Modern Way of checking if C++ input is integer or not

Question

I want to add the check-in my c++ code that user can not enter not integral values in reg. If he inputs, he is prompted again. I saw the solutions in the stack overflow that was of 2011 ( How to check if input is numeric in C++ ). Is there some modern or good way now or is it same?

I tried using ifdigit() in ctype.h

// Example program
#include <iostream>
#include <ctype.h>
using namespace std;
int main()
{
    int x;
    cout<<"Type X";
    cin>>x;
    if(!isdigit(x))
    {
     cout<<"Type Again";
     cin>>x;
    }
}

but it didnt worked

here is my actual problem where I want to add check.

 cout << "Type Reg # of Student # " << i + 1 << endl;
 do
 {
      cin >> arr[i][j];
 } while (arr[i][j] < 999 || arr[i][j] > 9999);

where i and j are in dec. in for loop. I just want to add check that input is not string or something like this. Cant rely on 2011 answer

Answer 1

Check out the below example.

All the magic happens inside to_num() , which will handle white space before and after the number.

#include <iostream>
#include <sstream>
#include <string>
#include <tuple>

auto to_num(const std::string& s)
{
    std::istringstream is(s);
    int n;
    bool good = (is >> std::ws >> n) && (is >> std::ws).eof();

    return std::make_tuple(n, good);
};

int main()
{
    int n;
    bool good;

    std::cout << "Enter value: ";
    for(;;)
    {
        std::string s;
        std::getline(std::cin, s);

        std::tie(n, good) = to_num(s);
        if(good) break;

        std::cout << s << " is not an integral number" << std::endl;
        std::cout << "Try again: ";
    }
    std::cout << "You've entered: " << n << std::endl;

    return 0;
}

Explanation of what's going on inside to_num() :

1. (is >> std::ws >> n) extracts (optional) leading white space and an integer from is . In the boolean context is 's operator bool() will kick in and return true if the extraction was successful.

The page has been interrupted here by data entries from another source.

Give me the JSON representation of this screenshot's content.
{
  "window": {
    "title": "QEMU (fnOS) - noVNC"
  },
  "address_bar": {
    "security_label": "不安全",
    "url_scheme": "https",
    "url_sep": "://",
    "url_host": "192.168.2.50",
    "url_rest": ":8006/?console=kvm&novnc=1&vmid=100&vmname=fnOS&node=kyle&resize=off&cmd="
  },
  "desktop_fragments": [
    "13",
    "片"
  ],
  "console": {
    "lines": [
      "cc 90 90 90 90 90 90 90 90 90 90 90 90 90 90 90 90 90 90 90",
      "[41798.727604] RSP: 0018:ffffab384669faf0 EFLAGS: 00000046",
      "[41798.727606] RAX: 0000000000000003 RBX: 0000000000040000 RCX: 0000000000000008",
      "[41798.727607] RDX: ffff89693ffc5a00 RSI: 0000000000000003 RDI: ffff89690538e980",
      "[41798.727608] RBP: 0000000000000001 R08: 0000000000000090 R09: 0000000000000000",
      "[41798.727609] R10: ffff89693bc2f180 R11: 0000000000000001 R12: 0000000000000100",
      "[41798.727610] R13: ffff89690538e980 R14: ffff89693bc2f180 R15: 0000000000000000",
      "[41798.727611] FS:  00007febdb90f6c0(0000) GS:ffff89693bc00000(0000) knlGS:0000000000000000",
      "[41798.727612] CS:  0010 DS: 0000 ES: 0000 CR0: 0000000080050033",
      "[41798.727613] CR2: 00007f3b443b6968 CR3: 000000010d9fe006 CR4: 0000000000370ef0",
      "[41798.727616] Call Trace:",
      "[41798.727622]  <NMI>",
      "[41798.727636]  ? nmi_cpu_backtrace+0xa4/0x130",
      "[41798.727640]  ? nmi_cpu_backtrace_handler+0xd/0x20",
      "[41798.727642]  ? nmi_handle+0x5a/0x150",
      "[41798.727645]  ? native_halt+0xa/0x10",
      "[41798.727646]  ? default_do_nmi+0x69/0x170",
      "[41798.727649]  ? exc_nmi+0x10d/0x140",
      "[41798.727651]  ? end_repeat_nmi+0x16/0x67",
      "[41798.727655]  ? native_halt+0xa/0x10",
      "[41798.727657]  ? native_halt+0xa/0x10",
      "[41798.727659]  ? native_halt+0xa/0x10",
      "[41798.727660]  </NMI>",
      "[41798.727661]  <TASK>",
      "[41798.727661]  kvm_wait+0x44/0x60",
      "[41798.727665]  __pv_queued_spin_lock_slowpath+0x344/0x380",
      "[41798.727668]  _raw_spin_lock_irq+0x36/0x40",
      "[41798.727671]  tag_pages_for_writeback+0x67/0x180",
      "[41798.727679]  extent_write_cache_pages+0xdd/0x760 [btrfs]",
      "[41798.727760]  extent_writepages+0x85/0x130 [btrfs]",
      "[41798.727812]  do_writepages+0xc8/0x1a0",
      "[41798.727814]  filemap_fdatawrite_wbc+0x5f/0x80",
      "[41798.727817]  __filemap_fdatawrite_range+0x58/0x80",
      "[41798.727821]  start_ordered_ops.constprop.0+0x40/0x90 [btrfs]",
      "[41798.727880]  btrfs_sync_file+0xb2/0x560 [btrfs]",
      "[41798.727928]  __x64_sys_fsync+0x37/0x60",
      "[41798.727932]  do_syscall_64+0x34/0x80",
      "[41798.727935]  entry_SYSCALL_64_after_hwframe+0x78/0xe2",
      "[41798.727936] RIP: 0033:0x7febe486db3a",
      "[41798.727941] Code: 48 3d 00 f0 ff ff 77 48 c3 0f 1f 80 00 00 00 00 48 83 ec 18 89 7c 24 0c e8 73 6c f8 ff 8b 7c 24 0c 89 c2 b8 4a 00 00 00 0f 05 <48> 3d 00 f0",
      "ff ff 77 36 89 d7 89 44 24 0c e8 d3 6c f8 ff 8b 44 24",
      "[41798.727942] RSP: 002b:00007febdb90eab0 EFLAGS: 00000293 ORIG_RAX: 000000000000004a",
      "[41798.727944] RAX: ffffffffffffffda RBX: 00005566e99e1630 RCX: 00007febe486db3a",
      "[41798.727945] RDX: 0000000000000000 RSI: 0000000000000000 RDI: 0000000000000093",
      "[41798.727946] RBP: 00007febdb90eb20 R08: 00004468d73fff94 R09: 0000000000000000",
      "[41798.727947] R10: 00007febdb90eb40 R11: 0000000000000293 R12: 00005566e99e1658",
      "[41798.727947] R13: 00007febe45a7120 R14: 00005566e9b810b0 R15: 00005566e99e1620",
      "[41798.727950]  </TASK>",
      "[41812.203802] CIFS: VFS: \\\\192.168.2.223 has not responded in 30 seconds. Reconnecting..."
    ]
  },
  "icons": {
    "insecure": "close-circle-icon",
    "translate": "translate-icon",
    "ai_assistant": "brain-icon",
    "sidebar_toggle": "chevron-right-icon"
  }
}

2. (is >> std::ws).eof() extracts (optional) trailing white space and will return true if there is no garbage at the end.

UPDATE

Here is a slightly cleaner version that uses Structured binding declaration and Class template argument deduction available in c++17:

#include <iostream>
#include <sstream>
#include <string>
#include <tuple>

auto to_num(const std::string& s)
{
    std::istringstream is(s);
    int n;
    bool good = (is >> std::ws >> n) && (is >> std::ws).eof();

    return std::tuple(n, good); // look ma, no make_tuple
};

int main()
{
    std::cout << "Enter value: ";
    for(;;)
    {
        std::string s;
        std::getline(std::cin, s);

        auto [n, good] = to_num(s); // structured binding
        if(good)
        {
            std::cout << "You've entered: " << n << std::endl;
            break;
        }
        else
        {
            std::cout << s << " is not an integral number" << std::endl;
            std::cout << "Try again: ";
        }
    }

    return 0;
}

Answer 2

If you properly handle errors, you'll end up with a prompt / input loop that looks something like this:

#include <iostream>
#include <limits>

int getInput() {

    while (true) {

        std::cout << "Please enter a number between 80 and 85: ";

        int number = 0;
        std::cin >> number;

        std::cout << "\n";

        if (std::cin.eof()) {
            std::cout << "Unexpected end of file.\n";
            std::cin.clear();
            continue;
        }

        if (std::cin.bad() || std::cin.fail()) {
            std::cout << "Invalid input (error reading number).\n";
            std::cin.clear();
            std::cin.ignore(std::numeric_limits<std::streamsize>::max(), '\n');
            continue;
        }

        if (number < 80 || number > 85) {
            std::cout << "Invalid input (number out of range).\n";
            continue;
        }

        return number;
    }

    // unreachable
    return 0;
}

int main() {

    int number = getInput();

    std::cout << number << std::endl;
}

We can omit the range check if we don't need it.

We handle std::cin.eof() (eg user presses ctrl+Z on Windows) separately from the other conditions, since for eof there's nothing to ignore.

This follows the standard C++ stream behavior for whitespace and number conversion (ie it will accept inputs with extra whitespace, or inputs that only start with numeric values).

If we want more control over what we want to accept, or don't want conversion to depend on the locale, we have to use std::getline to read input from std::cin , and then do the string conversion ourselves (either with std::stringstream as in Innocent Bystander's answer , or using std::strtol , or std::from_chars ).